Ma i contrasti non si fermano nel territorio dell’Est Europa, anche sulla Libia si accelerano le divisioni. La Nato ha annunciato che aiuterà la Libia a organizzare le sue forze di difesa e sicurezza. Ieri infatti, a margine della riunione dei ministri della Difesa dell’Alleanza, il segretario generale Jens Stoltenberg ha annunciato la richiesta formale del premier libico Fayez al-Sarraj. Aiuto che colpirebbe in primis Haftar, spalleggiato dal Cairo e Mosca.

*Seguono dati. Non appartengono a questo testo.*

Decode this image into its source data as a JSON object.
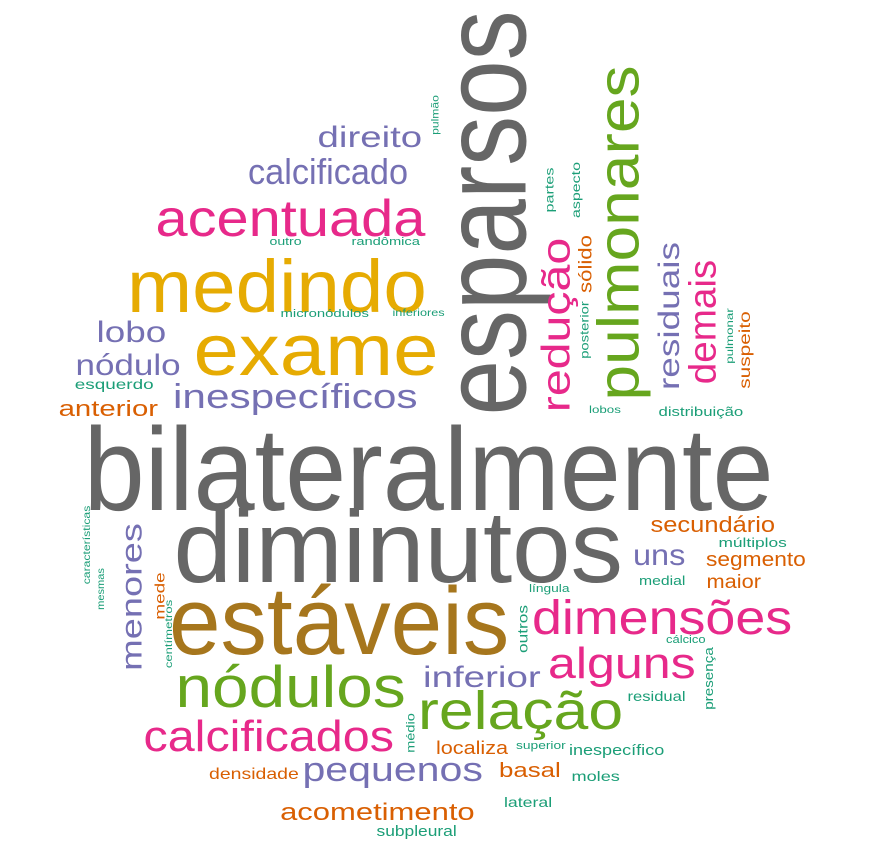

Anche sull’intermediazione di Trump nei rapporti con Putin sembrano scemare tutte le speranze. “Voglio ricordarvi che da mesi mettiamo in chiaro che non intendiamo indossare gli occhiali rosa e non abbiamo mai nutrito inutili illusioni. Quindi non abbiamo niente di cui essere delusi”. La risposta arriva dal portavoce del Cremlino, Dmitri Peskov, secondo cui “non c’è nulla di cui essere delusi”, innazitutto perchè a Mosca nessuno si è fatto illusioni anzitempo. E “tanto più che non ci sono ancora stati sostanziali contatti tra i due capi di Stato . E non è noto quando ci saranno, esattamente”.